The only argument that I ever see for THF to be a job instead of a class is the same one you've given here: because people are emotionally attached to the idea of THF being on the same level as all of the other jobs. In practical terms, when you examine the capabilities of a THF in the FF series and its relationship to NIN, if you look at it without being constrained by said emotional attachment (which basically makes any examination pointless because you've already made your decision regardless of what you find), THF doesn't work as a combat job in ARR.

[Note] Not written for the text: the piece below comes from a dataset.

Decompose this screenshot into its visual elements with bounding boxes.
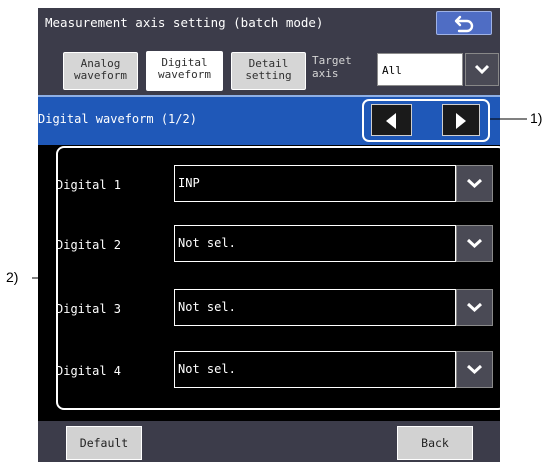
callout-lines xyxy=(32,118,527,279)
callout-1: 1) xyxy=(530,110,543,126)
callout-2: 2) xyxy=(6,269,19,285)
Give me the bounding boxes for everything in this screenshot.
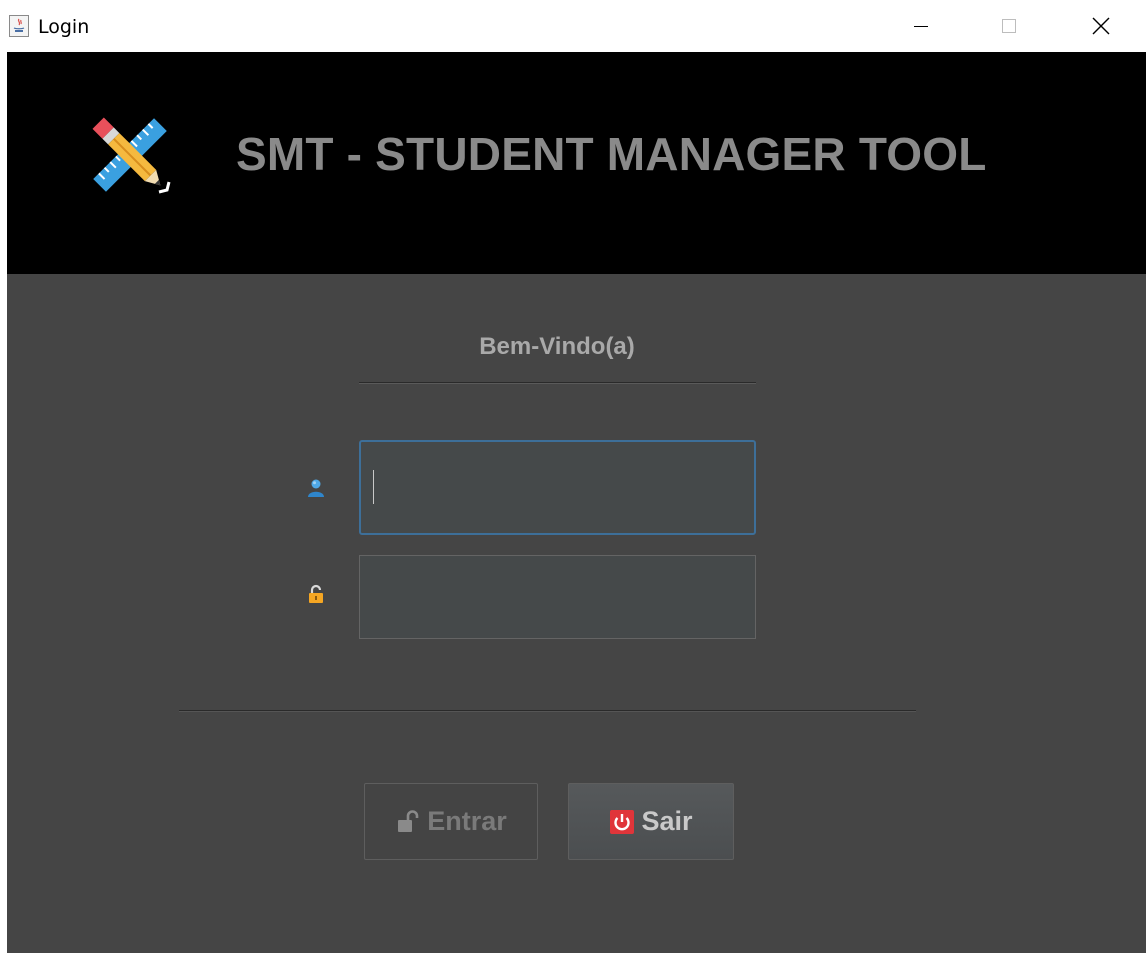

The only reason that THF qualified as a job on par with the others in previous FF games was because "Steal", while being a non-useful combat mechanic (as in, it doesn't actually help you win a fight), provided an explicit indirect advantage in drastically increasing your resources and oftentimes providing you with gear before you would otherwise have access to it. Unless you implement THF as a DoL job wherein it's all about stealing stuff from enemies (since DoL jobs are explicitly designed to actually provide you with additional resources), it's actually a stretch to include THF as a class without adding a bunch of things that have historically been unrelated to THF. Everything else that THF provided has been out-of-combat functionality which, for a combat class, is out of place in an MMO.
Conversely, NIN has *regularly* been combat class that stands on its own (via Throw and the Ninja magic) while virtually always operating as either a direct or indirect upgrade to THF. The direct upgrades are comparatively rare, moreso because of good design than mechanical requirement (in a single player game, you don't want to have one class render another redundant by providing the same capabilities only better; you want there to always be a reason to use an "inferior" class as opposed to just using the uber-classes for everything, generally by affording some degree of utility or secondary benefit). The indirect upgrades are multitudinous: in any game where upper level jobs have prerequisites, Ninja requires Thief (either as the only requirement or as the *main* requirement), and then is provided with stats that are a direct upgrade from what Thief gets. As such, if you were going to go straight for Ninja without bothering with any other jobs along the way and only getting the minimum required, Ninja would only have Thief abilities to utilize, which means that it's an indirect upgrade: it's got better stats, is required to have a goodly portion of Thief but not much of anything else (if at all), and uses most of the same gear.
THF>NIN is, honestly, using a more justifiable version of the logic applied to the design of ARC>BRD. Archer/ranger (which are basically the same class; there are no games that have both Ranger *and* Archer and their trademark capabilities are basically the same/interchangeable; FFTA2 *could* make a case for it with Hunter, but Hunter is a *direct* upgrade of Archer since it gets access to better weapons and a largely similar suite of abilities that are simply more potent) has always been a job on par with THF. While archer turning into bard requires a certain amount of mental acrobatics (strumming a harp is *kind* of like drawing a bowstring...), thief into ninja has historical precedence as well as a much more cohesive logic behind it since they both use much the same fundamental combat archetype.